The Securities and Exchange Commission is examining the burgeoning business of financial advisers' selling model portfolios of exchange-traded funds.
InvestmentNews has learned that the Securities and Exchange Commission is examining the burgeoning business of financial advisers' selling model portfolios of exchange-traded funds.
“The practice has come to the attention of the staff and they are looking at various aspects,” John Heine, an SEC spokesman, wrote in an e-mail to InvestmentNews.
Model ETF portfolios, in which advisers manage a portfolio of securities for other advisers or investors, have rapidly grown in popularity in recent months as people turn away from traditional mutual funds.
And with the explosion of ETFs coming to market and the pending 12(b)-1 reform proposal, industry observers predict demand for model portfolios will continue to swell as more advisers adopt fee-based business models.
Specifically, with model ETF portfolios, advisers can offer lower-cost options than actively managed funds.
The average total operating expenses for an asset-weighted actively managed domestic equity fund was .92% as of last year, compared with 30% for a domestic equity ETF, according to Strategic Insight.
Some industry experts worry, however, that many of the advisers offering these model portfolios aren't sophisticated enough to do the proper due diligence on the underlying exchange-traded funds. In the long run, they say, investors could get hurt.

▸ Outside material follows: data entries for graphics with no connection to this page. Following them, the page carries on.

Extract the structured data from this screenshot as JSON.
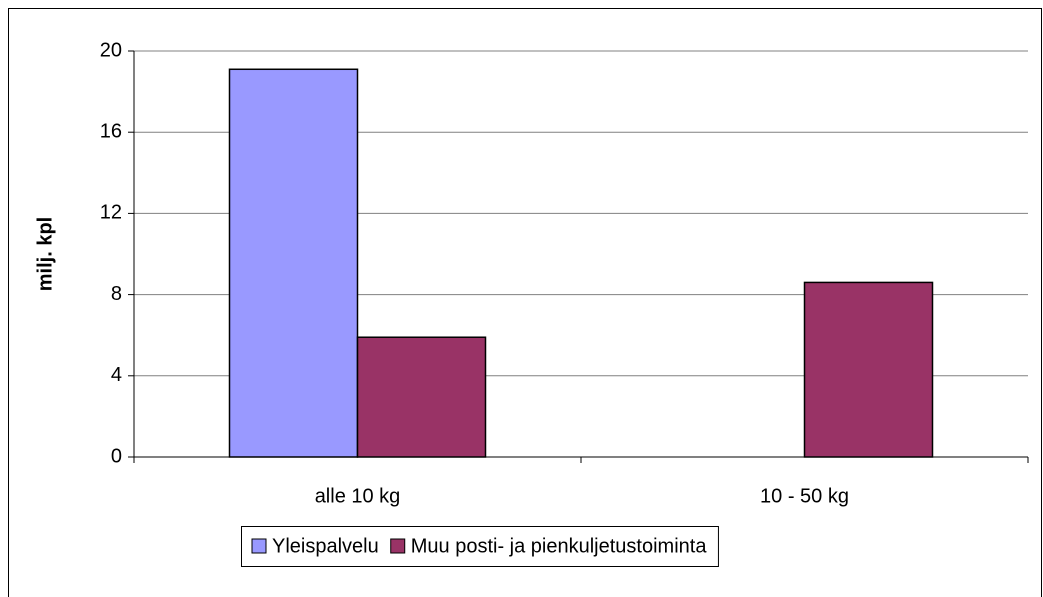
{
  "chart_data": {
    "type": "bar",
    "y_label": "milj. kpl",
    "categories": [
      "alle 10 kg",
      "10 - 50 kg"
    ],
    "series": [
      {
        "name": "Yleispalvelu",
        "color": "#9999ff",
        "values": [
          19.1,
          0
        ]
      },
      {
        "name": "Muu posti- ja pienkuljetustoiminta",
        "color": "#993366",
        "values": [
          5.9,
          8.6
        ]
      }
    ],
    "ylim": [
      0,
      20
    ],
    "yticks": [
      0,
      4,
      8,
      12,
      16,
      20
    ],
    "grid": true,
    "legend": "bottom"
  }
}
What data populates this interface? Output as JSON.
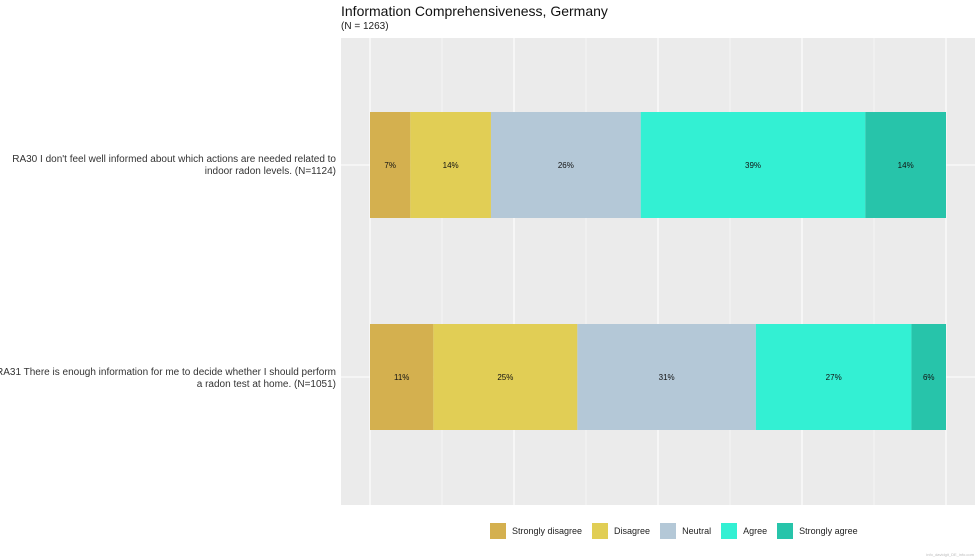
{
  "chart_data": {
    "type": "bar",
    "orientation": "horizontal-stacked",
    "title": "Information Comprehensiveness, Germany",
    "subtitle": "(N = 1263)",
    "categories": [
      {
        "line1": "RA30 I don't feel well informed about which actions are needed related to",
        "line2": "indoor radon levels. (N=1124)"
      },
      {
        "line1": "RA31 There is enough information for me to decide whether I should perform",
        "line2": "a radon test at home. (N=1051)"
      }
    ],
    "series": [
      {
        "name": "Strongly disagree",
        "color": "#D4B04F",
        "values": [
          7,
          11
        ],
        "labels": [
          "7%",
          "11%"
        ]
      },
      {
        "name": "Disagree",
        "color": "#E1CE55",
        "values": [
          14,
          25
        ],
        "labels": [
          "14%",
          "25%"
        ]
      },
      {
        "name": "Neutral",
        "color": "#B4C8D7",
        "values": [
          26,
          31
        ],
        "labels": [
          "26%",
          "31%"
        ]
      },
      {
        "name": "Agree",
        "color": "#33F0D3",
        "values": [
          39,
          27
        ],
        "labels": [
          "39%",
          "27%"
        ]
      },
      {
        "name": "Strongly agree",
        "color": "#27C4AA",
        "values": [
          14,
          6
        ],
        "labels": [
          "14%",
          "6%"
        ]
      }
    ],
    "xlim": [
      0,
      100
    ],
    "grid": true,
    "legend_position": "bottom"
  },
  "watermark": "info_davidgit_DE_info.com"
}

“Everyone and their brother have a model portfolio, and of course every model portfolio has outperformed the market, which is complete nonsense,” said Richard Ferri, founder of Portfolio Solutions LLC, a registered investment adviser who manages $800 million in assets. “The trouble is there is no verification of most of these models because they didn't exist two years ago. There is no history.”

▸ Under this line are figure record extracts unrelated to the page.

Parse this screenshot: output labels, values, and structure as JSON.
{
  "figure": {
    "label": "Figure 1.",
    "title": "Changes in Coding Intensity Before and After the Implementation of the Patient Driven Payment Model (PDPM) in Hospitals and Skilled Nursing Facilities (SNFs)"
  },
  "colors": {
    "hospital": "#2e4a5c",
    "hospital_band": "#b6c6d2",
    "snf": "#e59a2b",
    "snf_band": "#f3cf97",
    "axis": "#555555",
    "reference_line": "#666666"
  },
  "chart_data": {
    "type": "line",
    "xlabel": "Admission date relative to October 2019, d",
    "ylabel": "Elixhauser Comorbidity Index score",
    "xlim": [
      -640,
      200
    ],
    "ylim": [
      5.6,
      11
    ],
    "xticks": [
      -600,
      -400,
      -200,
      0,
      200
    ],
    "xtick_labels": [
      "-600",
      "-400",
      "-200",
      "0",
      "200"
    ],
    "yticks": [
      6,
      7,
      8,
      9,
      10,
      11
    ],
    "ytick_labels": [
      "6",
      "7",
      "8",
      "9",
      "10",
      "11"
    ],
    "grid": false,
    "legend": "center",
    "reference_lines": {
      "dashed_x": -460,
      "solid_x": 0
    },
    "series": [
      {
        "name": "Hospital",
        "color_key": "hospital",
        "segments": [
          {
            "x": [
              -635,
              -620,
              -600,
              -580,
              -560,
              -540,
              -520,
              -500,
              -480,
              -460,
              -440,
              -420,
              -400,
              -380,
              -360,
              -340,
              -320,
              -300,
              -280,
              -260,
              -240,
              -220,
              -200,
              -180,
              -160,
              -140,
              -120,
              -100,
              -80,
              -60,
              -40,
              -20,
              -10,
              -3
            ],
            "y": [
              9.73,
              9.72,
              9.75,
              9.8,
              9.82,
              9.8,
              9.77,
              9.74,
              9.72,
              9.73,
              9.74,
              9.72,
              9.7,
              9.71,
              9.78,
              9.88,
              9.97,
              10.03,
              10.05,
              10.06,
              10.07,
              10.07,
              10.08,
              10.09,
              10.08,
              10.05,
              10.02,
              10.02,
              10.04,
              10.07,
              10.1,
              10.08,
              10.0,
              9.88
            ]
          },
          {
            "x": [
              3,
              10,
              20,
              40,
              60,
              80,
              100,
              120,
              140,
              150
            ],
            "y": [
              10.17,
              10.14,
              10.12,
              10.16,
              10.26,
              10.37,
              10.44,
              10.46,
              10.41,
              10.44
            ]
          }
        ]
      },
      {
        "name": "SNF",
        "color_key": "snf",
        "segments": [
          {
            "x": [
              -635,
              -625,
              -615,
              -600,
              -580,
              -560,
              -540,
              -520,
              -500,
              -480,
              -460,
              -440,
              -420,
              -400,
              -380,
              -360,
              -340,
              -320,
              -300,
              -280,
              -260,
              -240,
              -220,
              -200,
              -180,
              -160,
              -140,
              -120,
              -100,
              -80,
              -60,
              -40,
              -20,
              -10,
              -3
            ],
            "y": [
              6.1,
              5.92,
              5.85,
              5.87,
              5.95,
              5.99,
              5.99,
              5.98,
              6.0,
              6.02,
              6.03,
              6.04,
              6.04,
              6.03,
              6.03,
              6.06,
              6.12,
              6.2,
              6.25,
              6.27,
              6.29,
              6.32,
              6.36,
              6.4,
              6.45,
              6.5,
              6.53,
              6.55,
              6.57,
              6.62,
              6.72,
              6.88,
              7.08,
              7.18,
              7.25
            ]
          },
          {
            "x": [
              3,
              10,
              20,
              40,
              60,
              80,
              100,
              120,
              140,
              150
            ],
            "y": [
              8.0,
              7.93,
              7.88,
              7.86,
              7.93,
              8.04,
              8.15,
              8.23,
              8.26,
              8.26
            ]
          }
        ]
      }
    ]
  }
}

Officials from Finra have approached Mr. Ferri and Scott Burns, an analyst at Morningstar Inc., about their concerns about the use of ETFs -- and model portfolios did come up in the conversations, Mr. Ferri said.
“I did talk about it with the Finra people and they are aware of the issue,” he said.

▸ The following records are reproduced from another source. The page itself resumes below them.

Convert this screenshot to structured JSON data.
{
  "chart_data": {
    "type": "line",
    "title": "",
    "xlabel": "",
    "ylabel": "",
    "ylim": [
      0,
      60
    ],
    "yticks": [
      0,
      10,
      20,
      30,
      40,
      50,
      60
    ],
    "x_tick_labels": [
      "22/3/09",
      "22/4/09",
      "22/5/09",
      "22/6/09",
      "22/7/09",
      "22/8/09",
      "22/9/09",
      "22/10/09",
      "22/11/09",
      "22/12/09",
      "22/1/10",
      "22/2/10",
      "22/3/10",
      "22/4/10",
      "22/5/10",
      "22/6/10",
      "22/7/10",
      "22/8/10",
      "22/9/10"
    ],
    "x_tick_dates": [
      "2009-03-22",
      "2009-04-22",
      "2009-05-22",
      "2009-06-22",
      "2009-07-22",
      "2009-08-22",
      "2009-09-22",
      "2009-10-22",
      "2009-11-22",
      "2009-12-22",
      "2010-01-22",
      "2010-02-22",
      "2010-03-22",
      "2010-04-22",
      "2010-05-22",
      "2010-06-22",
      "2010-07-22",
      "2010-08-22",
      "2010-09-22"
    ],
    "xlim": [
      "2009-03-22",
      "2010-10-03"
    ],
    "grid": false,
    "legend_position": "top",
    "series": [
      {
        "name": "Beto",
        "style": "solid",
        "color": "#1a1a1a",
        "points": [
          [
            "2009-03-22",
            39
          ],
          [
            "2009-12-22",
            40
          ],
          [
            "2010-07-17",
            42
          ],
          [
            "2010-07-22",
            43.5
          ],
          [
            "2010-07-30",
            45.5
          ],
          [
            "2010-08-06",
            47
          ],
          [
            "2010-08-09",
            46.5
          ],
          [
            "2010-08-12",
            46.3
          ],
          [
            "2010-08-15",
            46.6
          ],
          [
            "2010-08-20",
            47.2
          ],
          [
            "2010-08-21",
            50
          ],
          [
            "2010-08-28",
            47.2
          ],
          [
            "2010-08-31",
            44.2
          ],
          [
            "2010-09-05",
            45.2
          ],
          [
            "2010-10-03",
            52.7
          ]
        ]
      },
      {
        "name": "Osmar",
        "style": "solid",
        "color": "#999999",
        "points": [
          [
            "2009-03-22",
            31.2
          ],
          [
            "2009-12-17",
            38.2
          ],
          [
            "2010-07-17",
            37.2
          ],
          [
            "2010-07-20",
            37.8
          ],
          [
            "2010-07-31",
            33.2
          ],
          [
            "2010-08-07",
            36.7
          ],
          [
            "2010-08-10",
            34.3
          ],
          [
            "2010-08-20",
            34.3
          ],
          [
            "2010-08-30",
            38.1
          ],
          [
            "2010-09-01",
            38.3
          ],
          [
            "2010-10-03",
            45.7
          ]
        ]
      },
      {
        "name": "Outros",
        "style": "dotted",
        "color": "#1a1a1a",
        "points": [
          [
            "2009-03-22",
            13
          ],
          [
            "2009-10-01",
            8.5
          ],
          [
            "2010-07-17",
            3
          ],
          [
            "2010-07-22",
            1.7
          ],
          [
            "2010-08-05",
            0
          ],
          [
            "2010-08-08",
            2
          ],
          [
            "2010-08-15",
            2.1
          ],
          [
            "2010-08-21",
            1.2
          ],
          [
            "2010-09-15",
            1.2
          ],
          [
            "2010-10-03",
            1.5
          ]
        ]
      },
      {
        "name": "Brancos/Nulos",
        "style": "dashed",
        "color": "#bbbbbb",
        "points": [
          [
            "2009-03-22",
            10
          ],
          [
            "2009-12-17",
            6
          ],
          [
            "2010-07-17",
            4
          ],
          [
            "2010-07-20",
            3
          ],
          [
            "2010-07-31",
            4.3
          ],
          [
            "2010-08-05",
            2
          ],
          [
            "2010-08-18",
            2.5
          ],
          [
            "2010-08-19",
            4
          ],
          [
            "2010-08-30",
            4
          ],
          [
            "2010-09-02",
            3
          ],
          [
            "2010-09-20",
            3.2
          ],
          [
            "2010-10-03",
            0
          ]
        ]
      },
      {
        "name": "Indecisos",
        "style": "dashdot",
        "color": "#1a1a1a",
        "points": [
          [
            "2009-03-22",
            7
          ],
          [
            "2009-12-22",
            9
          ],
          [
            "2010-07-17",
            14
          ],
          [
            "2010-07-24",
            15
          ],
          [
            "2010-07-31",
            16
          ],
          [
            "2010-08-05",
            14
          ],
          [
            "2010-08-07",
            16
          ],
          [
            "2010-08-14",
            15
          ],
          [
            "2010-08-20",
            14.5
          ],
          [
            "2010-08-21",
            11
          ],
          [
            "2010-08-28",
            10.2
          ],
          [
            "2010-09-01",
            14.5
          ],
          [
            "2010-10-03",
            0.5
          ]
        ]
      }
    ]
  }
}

“One of our gripes to the Securities and Exchange Commission and the Financial Industry Regulatory Authority is that there is no regulation,” Mr. Burns said. “People are out there pitching portfolios saying they have beaten the Standard & Poor's 500 Index, but if those portfolios are 4% fixed income and 10% gold, they could have owned three ETFs and had the same results at lower costs.”
Mr. Heine declined to comment beyond confirming the fact that the SEC is looking into the issue.